House Republicans filed papers Tuesday to begin impeachment proceedings against IRS Commissioner John Koskinen over the agency’s alleged campaign to revoke the tax-exempt status of tea party-affiliated groups. The resolution -- filed by Rep. Jason Chaffetz, R-Utah, chairman of the Oversight and Government Reform Committee, and 18 other members of the committee -- accuses Koskinen of lying to Congress about agency emails that were found to be missing.
For years, congressional Republicans have been very excited about the prospect of impeaching President Obama. At various times, GOP lawmakers have also considered impeaching then-Attorney General Eric Holder, Homeland Security Secretary Jeh Johnson, and EPA Administrator Gina McCarthy. Last week, one Republican congressman said he's eager to impeach Hillary Clinton, and she hasn't even won yet.
In each instance, far-right members of Congress have struggled to explain why, exactly, any of these officials actually deserve to be impeached, and Republicans never took their efforts beyond the rhetorical stage.
Yesterday's actions, however, represent an escalation.
Just on the surface, it's alarming that too many Republicans look at Congress' impeachment power as if it were some kind of toy, to be pulled off the shelf and played with whenever it offers opportunities for entertainment.
But what's also striking about this is the GOP lawmakers' sense of timing. It was late last week that the Justice Department completed a lengthy and rigorous investigation into the imaginary IRS "scandal," concluding that no laws were broken and no charges would be filed.
It's against this backdrop that House Republicans have decided to pursue impeachment against the IRS commissioner who not only did nothing wrong, but who wasn't even at the IRS at the time of the institution's alleged misdeeds.
In a written statement, the House Oversight Committee's ranking member, Rep. Elijah Cummings (D-Md.), said, "This ridiculous resolution will demonstrate nothing but the Republican obsession with diving into investigative rabbit holes that waste tens of millions of taxpayer dollars while having absolutely no positive impact on a single American. Calling this resolution a ‘stunt’ or a ‘joke’ would be insulting to stunts and jokes."
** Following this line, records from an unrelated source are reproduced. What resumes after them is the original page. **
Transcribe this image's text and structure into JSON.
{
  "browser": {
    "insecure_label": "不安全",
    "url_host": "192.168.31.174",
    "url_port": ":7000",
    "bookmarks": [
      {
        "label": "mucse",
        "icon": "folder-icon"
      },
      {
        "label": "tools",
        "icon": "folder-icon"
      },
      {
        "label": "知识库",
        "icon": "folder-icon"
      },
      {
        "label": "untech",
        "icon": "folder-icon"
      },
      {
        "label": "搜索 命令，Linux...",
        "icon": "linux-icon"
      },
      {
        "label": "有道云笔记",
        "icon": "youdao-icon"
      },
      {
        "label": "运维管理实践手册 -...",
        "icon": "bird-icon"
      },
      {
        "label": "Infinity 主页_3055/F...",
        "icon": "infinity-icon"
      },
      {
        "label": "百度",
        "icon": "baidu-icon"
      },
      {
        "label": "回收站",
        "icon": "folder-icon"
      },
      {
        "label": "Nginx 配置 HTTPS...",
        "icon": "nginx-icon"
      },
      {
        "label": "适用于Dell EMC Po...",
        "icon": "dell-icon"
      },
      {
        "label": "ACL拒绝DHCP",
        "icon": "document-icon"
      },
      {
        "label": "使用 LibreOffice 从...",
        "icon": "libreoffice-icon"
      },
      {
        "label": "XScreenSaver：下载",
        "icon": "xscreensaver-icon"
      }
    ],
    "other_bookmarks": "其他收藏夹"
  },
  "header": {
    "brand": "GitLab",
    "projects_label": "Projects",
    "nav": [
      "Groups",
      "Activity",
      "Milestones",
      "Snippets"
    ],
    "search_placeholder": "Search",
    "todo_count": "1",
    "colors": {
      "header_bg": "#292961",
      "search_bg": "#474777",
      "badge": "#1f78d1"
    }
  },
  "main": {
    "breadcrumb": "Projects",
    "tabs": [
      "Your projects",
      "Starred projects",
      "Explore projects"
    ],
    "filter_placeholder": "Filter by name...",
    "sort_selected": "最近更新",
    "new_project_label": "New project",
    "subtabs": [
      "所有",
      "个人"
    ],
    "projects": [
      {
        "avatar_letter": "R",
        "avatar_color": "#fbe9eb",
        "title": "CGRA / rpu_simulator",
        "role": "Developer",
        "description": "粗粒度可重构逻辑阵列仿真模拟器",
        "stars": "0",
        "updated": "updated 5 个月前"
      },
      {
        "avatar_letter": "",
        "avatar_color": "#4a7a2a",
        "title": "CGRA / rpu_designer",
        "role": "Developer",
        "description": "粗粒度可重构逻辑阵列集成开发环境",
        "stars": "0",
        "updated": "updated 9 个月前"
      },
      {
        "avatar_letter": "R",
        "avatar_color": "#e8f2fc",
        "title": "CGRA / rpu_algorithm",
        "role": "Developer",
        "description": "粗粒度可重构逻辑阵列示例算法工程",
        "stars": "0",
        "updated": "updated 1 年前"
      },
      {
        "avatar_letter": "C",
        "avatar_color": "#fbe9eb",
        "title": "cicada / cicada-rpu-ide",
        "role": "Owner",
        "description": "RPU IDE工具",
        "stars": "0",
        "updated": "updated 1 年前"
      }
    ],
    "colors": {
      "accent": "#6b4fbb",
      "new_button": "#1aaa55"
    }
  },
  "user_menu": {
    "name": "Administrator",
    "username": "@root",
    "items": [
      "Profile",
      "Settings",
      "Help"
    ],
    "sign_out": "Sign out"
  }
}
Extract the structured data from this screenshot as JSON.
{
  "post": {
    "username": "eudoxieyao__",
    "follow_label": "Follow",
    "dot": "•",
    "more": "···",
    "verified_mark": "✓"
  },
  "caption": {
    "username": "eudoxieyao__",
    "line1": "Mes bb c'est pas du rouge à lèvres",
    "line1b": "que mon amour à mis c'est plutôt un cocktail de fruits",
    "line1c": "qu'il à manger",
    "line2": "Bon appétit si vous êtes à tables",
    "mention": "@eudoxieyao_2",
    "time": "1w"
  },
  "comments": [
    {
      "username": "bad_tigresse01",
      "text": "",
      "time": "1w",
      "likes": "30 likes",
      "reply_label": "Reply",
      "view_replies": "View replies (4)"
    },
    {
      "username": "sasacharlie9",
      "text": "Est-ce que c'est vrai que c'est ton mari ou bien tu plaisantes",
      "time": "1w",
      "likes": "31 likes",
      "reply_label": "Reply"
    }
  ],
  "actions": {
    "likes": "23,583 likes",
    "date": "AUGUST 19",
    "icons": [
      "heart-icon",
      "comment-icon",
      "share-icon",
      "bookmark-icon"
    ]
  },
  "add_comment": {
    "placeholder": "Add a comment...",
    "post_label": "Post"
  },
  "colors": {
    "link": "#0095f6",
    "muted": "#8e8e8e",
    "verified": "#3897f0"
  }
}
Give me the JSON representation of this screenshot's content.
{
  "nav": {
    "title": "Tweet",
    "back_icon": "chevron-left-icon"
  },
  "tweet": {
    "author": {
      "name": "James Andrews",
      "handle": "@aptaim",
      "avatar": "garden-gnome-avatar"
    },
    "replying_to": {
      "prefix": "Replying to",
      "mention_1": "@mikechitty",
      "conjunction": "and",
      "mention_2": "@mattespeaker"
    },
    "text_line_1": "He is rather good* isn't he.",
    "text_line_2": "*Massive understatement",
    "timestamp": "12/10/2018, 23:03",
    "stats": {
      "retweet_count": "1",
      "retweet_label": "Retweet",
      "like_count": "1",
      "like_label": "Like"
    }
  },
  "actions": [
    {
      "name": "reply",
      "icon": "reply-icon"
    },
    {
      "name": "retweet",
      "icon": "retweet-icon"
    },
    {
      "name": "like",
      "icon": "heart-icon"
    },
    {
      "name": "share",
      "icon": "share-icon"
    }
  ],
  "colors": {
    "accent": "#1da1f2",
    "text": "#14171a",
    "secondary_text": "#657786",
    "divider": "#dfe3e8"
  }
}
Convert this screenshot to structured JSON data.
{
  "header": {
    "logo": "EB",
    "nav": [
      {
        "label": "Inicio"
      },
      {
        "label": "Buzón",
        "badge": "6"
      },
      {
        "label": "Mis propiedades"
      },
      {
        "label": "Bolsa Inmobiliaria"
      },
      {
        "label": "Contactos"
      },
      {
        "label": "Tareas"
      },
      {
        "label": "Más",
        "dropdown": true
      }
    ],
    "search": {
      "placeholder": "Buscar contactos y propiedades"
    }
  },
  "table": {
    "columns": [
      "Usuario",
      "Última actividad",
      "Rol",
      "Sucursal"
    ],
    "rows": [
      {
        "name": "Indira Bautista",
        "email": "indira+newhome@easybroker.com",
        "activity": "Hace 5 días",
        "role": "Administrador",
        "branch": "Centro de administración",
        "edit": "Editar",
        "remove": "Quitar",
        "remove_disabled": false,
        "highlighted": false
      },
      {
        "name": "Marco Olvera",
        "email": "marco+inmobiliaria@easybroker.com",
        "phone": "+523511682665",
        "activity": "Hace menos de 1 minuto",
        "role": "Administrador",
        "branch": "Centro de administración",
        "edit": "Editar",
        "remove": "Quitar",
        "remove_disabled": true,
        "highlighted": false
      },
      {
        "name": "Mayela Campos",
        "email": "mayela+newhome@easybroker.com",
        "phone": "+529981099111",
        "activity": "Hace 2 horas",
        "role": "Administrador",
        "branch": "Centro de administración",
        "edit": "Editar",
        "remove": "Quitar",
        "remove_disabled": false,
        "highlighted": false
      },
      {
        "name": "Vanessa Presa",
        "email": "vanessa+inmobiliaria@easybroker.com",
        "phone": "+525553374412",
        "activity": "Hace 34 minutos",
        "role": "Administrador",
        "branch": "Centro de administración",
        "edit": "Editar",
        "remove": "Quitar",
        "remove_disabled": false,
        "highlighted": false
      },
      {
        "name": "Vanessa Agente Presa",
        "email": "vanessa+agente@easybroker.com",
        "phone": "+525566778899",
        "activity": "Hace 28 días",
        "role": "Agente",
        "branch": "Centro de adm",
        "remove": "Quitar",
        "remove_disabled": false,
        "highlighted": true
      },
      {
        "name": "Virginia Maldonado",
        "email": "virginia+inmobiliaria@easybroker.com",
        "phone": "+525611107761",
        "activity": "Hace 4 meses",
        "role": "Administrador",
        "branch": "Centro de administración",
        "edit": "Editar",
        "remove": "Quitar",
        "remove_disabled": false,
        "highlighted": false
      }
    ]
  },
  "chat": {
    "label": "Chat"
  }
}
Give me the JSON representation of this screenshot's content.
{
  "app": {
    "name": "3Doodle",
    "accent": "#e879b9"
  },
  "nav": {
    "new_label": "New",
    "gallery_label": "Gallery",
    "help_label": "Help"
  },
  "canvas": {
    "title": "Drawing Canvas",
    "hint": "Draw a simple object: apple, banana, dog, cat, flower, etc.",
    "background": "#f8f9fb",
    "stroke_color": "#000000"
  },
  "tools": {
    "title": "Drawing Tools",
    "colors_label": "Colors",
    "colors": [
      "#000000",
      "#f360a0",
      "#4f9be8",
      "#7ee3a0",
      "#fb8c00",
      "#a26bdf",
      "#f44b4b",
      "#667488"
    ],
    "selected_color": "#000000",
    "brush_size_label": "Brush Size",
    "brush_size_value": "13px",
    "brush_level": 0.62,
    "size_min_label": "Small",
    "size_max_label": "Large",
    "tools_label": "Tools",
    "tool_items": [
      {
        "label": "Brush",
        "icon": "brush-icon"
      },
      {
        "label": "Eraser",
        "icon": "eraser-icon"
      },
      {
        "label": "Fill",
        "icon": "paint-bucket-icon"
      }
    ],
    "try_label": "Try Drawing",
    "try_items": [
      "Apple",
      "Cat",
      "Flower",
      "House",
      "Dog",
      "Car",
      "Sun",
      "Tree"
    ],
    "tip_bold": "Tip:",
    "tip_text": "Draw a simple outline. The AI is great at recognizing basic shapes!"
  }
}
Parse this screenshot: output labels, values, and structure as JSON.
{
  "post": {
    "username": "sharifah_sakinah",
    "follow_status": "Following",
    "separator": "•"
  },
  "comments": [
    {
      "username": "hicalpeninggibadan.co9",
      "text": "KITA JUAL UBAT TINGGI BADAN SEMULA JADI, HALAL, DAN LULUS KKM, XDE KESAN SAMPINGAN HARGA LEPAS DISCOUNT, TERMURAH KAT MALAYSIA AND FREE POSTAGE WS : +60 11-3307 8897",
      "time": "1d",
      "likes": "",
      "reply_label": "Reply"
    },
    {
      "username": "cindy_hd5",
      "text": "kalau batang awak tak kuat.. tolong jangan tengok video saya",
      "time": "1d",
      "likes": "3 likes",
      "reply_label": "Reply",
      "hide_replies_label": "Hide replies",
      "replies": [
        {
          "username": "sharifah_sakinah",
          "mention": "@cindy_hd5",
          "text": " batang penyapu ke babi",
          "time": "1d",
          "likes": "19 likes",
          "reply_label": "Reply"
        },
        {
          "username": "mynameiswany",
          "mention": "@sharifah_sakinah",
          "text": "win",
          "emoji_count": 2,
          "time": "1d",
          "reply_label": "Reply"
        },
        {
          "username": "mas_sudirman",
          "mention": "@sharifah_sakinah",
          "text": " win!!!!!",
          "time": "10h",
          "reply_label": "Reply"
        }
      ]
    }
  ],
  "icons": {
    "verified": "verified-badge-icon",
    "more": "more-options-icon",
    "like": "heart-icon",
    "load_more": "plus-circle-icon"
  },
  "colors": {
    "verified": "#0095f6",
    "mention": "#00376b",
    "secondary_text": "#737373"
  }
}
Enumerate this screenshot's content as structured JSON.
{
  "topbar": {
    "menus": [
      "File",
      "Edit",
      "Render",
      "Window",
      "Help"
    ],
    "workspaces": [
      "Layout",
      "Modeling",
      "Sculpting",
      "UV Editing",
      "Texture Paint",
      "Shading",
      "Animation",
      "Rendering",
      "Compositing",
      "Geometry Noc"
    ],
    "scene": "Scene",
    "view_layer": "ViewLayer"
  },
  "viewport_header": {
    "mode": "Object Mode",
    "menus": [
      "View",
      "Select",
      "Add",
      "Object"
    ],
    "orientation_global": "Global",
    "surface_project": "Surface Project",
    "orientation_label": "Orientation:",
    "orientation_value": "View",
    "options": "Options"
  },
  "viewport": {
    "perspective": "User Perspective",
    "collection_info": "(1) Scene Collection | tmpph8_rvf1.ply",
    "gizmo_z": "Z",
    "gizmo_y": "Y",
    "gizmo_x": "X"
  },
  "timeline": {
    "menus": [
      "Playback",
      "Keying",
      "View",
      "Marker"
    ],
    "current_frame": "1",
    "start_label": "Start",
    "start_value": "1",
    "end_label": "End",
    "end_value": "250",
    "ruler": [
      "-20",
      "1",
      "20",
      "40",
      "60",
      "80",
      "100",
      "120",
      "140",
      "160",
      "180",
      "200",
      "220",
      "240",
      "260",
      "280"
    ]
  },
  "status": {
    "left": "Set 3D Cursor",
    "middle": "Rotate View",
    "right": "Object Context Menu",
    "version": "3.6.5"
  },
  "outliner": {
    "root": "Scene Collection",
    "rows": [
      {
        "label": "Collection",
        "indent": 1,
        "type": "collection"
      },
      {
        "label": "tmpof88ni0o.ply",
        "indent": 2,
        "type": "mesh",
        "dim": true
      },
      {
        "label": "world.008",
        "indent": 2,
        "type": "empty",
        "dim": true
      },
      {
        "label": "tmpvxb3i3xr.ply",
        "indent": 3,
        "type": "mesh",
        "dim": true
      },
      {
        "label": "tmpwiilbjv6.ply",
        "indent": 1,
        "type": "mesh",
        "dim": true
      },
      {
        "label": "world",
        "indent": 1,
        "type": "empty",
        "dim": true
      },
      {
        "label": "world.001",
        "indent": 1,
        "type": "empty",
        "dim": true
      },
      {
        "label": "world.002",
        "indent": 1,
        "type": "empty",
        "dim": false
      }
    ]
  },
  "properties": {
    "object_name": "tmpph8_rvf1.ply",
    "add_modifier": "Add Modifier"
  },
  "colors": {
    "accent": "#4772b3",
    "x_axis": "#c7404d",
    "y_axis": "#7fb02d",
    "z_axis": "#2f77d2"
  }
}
To be sure, this doesn't come completely out of the blue. The New York Times reported last week that Republicans were considering this move, though the report added that “the specifics of any supposed impeachable offenses are vague.”
So why bother with this nonsense? I suspect much of this is borne of partisan frustration -- Republican investigations into Benghazi and other manufactured "scandals," including the IRS matter itself, have effectively evaporated into nothing. That's deeply unsatisfying to GOP hardliners, who remain convinced there's Obama administration wrongdoing lurking right around the corner, even if they can't see it, find it, prove it, or substantiate it any way.
Unwilling to move on empty handed, impeaching the IRS chief will, if nothing else, make Republican lawmakers feel better about themselves.
But there's also an even larger context. The Republican base doesn't like the budget deal, or the lack of effort in repealing the Affordable Care Act, or really much of anything that's come from the GOP-led Congress. Party leaders need something to placate their activist base, and perhaps a baseless impeachment crusade looks appealing.
That doesn't change the fact that this partisan tantrum is indefensible. Koskinen took on the job of improving the IRS out of a sense of duty -- the president asked this veteran public official to tackle a thankless task, and Koskinen reluctantly agreed. For his trouble, Republicans want to impeach him, for reasons even they can't rationalize.
It's ridiculous, even by the low standards of this Congress.